E allora, che vacanza sia. Senza connessione, senza acari di mia pertinenza, senza richiami persistenti (del lavoro, di Sara, ...). Se sarò fortunata sbaglierò strada e mi si parerà davanti un monte imponente: scalare o aggirare. Il primo passo per iniziare un viaggio è decidere di farlo. Prima che mi travolga il successo atteso per dicembre, ho saggiato il piacere di una vacanza a rischio, dove insomma le infradito possono anche abbinarsi a bikini e bandana, ma nessuno se ne accorge. Non sai mai: tra un anno potrei partecipare all' Isola dei famosi. Anche la mia sodale dovrà ammettere di essere impressionata dalle mie imprese. La meta è una delle svariate isole del mediterraneo, ben lontana dalla Sardegna. Mi piace la gente isolana: è orgogliosa, permalosa, fiera.
Senza ulteriori indugi passo alla descrizione di qualche momento delle mie ferie.
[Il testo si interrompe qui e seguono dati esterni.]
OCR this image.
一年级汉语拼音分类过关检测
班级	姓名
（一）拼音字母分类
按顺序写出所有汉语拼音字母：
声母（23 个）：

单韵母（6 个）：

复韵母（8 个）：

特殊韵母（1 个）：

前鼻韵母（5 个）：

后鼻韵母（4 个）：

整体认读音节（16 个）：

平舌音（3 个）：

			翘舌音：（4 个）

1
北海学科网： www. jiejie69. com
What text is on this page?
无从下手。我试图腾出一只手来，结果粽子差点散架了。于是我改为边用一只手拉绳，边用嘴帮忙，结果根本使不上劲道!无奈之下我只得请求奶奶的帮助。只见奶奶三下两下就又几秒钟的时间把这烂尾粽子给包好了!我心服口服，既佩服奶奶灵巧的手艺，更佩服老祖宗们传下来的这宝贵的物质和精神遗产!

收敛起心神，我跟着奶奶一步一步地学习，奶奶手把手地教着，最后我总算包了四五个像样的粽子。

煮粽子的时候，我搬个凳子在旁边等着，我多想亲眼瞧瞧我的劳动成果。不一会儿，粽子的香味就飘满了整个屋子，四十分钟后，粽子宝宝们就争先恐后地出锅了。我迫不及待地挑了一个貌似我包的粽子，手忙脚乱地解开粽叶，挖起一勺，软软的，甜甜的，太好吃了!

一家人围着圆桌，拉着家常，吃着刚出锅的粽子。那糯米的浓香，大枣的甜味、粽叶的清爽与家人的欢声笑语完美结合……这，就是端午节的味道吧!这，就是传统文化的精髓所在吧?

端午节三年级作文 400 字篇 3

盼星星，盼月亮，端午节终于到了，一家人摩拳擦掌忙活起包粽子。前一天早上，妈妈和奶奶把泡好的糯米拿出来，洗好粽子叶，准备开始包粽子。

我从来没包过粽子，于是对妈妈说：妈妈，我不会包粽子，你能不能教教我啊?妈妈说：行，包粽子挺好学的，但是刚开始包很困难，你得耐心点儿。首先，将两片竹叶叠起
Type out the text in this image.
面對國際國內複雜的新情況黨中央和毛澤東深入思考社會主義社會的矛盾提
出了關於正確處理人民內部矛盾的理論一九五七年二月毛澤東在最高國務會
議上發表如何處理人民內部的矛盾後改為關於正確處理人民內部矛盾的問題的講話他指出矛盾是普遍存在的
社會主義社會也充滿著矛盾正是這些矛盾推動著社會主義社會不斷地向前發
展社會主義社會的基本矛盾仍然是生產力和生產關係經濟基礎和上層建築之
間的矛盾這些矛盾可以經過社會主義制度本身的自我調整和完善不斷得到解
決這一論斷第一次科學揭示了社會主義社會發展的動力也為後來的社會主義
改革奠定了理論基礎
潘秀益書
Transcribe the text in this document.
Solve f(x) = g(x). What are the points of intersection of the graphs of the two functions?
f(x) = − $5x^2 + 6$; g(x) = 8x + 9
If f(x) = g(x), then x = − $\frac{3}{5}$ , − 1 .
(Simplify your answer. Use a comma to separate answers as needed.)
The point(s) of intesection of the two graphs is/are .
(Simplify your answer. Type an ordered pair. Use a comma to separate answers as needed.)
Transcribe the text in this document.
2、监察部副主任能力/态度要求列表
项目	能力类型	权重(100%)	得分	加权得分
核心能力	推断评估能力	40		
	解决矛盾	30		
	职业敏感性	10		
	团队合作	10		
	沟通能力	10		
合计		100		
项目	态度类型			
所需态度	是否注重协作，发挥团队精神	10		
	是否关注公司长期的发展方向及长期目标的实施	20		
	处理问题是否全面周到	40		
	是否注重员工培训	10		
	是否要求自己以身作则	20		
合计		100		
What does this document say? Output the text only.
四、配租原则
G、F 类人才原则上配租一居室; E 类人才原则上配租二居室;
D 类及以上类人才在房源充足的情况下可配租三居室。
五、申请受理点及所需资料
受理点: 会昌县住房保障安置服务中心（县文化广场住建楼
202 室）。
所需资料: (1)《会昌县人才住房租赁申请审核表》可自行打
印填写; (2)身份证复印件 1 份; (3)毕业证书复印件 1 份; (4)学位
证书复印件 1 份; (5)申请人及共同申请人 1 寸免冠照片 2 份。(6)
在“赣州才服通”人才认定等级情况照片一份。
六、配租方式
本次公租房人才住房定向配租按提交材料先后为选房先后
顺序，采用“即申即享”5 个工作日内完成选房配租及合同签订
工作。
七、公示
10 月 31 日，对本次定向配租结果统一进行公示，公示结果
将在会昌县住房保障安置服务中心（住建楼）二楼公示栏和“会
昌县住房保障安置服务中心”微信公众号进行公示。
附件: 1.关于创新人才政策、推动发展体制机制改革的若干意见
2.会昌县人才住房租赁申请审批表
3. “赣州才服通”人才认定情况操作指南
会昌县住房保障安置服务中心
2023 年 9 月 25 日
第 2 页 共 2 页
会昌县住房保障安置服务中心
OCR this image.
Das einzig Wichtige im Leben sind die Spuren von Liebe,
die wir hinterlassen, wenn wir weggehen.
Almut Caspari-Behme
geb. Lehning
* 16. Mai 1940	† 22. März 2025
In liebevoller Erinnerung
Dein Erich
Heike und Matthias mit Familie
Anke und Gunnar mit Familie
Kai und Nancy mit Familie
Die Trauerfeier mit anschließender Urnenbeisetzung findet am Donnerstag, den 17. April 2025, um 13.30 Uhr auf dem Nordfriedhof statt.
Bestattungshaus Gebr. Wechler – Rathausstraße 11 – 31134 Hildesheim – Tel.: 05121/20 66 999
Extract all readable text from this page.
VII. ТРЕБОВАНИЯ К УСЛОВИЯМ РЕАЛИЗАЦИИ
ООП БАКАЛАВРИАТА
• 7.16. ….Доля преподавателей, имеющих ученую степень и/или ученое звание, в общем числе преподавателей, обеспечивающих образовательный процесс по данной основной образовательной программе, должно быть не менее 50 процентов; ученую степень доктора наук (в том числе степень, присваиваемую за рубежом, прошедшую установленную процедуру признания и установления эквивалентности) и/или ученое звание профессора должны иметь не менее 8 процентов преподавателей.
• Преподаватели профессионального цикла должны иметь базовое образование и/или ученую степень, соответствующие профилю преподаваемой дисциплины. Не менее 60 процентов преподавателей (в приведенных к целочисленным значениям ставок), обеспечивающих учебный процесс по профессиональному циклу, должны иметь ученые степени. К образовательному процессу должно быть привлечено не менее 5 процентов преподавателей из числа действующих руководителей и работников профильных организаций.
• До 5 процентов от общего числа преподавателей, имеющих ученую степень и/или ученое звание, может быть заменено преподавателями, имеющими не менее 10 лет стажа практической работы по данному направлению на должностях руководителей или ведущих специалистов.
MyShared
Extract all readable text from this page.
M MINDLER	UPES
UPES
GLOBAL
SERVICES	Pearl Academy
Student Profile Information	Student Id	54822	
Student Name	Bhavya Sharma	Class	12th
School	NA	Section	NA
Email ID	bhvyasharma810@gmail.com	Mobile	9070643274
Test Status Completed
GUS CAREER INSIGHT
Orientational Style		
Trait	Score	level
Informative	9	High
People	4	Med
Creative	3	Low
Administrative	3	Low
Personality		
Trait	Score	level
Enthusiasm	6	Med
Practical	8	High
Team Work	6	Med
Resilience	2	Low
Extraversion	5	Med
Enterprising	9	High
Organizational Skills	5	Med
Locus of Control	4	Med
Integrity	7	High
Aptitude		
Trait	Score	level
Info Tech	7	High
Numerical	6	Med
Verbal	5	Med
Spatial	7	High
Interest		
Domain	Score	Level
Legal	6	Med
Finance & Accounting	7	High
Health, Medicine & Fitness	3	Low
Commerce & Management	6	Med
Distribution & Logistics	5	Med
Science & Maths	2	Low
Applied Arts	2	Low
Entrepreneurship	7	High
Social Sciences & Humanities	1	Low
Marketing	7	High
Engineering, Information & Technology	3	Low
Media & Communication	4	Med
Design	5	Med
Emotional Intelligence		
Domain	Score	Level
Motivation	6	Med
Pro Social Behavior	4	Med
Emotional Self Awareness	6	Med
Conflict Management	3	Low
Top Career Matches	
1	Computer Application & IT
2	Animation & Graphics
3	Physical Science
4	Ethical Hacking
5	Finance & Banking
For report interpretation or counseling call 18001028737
Dopo ore di cammino sotto un sole inclemente, incurante degli sguardi da gatto con gli stivali di Shrek rivolti al mio indirizzo dai miei pargoli, coadiuvata da mitiche scarpette antiscivolo e da uno zainetto contenente ogni tipo di stick anti-puntura, svariate salviette profumate e la mia pen-drive (dato che prima di tutto sono una blogger), ho visto un mulo camminare al mio fianco. Usando un efficace mix di idiomi a me noti, ho chiesto al suo compagno di viaggio umano se fosse possibile affittarlo per un paio di kilometri almeno. La laconica risposta è stata: “Signora, questa è un'ambulanza, e lei non sta abbastanza male.” La consapevolezza della precarietà del concetto di normalità e di civiltà mi ha sospinta verso la meta e così, dopo aver avidamente bevuto una parvenza di caffè freddo e aver indugiato a lungo sotto la doccia spartana in dotazione, ho deciso di seguire il consiglio della mia ospite e di partecipare a una festa di paese.